UC Regents Consider Health Care Expansions
A committee of the University of California Board of Regents on Tuesday will meet to discuss a proposal to increase medical school enrollment by almost 1,000 students and add a sixth medical school at UC-Riverside, the San Francisco Chronicle reports.
The expansion plan is included in a report by an advisory council convened by UC President Robert Dynes and seeks to reverse the state's growing shortage of physicians. According to the report, there will be a shortage of up to 17,000 doctors in California by 2015.
The plan calls for increasing UC enrollment by 2020 as follows:
- 34% in UC medical schools;
- 100% for pharmacy programs;
- 130% for nursing master's degree programs;
- 180% for both master's and doctoral public health programs; and
- 425% for nursing doctoral program enrollments.

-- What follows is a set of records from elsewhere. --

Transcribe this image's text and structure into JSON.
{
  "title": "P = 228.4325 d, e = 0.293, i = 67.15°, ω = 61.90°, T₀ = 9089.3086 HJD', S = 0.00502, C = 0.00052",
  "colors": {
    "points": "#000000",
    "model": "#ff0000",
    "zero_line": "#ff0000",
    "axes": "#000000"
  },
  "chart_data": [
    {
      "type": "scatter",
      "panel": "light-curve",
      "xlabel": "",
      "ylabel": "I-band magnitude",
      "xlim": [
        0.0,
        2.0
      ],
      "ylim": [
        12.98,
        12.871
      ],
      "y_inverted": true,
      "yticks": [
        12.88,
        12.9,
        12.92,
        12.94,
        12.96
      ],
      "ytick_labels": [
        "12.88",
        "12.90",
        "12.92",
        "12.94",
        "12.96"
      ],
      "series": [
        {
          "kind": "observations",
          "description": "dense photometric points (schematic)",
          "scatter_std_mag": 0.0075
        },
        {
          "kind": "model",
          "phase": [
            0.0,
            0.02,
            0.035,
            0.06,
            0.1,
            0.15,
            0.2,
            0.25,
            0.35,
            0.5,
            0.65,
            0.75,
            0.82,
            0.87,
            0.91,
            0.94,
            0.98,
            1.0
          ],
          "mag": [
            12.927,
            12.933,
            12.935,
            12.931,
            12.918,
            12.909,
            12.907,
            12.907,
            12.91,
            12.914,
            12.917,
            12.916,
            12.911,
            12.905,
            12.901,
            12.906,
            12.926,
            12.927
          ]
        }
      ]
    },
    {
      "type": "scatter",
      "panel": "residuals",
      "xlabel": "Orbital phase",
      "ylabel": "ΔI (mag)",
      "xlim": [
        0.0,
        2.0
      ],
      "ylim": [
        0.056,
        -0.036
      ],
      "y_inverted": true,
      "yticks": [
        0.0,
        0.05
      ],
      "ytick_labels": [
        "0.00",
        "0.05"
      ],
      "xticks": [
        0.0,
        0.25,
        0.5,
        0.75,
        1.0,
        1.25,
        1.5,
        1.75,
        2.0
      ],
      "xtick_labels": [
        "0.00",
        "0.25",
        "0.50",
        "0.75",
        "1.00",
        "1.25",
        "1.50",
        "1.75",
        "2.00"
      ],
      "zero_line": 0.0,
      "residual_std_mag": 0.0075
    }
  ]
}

The board of regents on Tuesday also will hear a request from UCLA officials for an additional $308 million to complete the Ronald Reagan Medical Center on its Westwood campus and build a new hospital in Santa Monica, the Los Angeles Times reports. If approved, the cost for both facilities will exceed $1.3 billion.
More than half of the additional funding would be used to complete the 525-bed facility in Westwood. Occupancy is expected next fall. The 172-bed Santa Monica-UCLA Medical Center and Orthopaedic Hospital is scheduled to open in 2009.
The full Board of Regents on Thursday is expected to vote on the request (Engel/Trounson, Los Angeles Times, 11/14).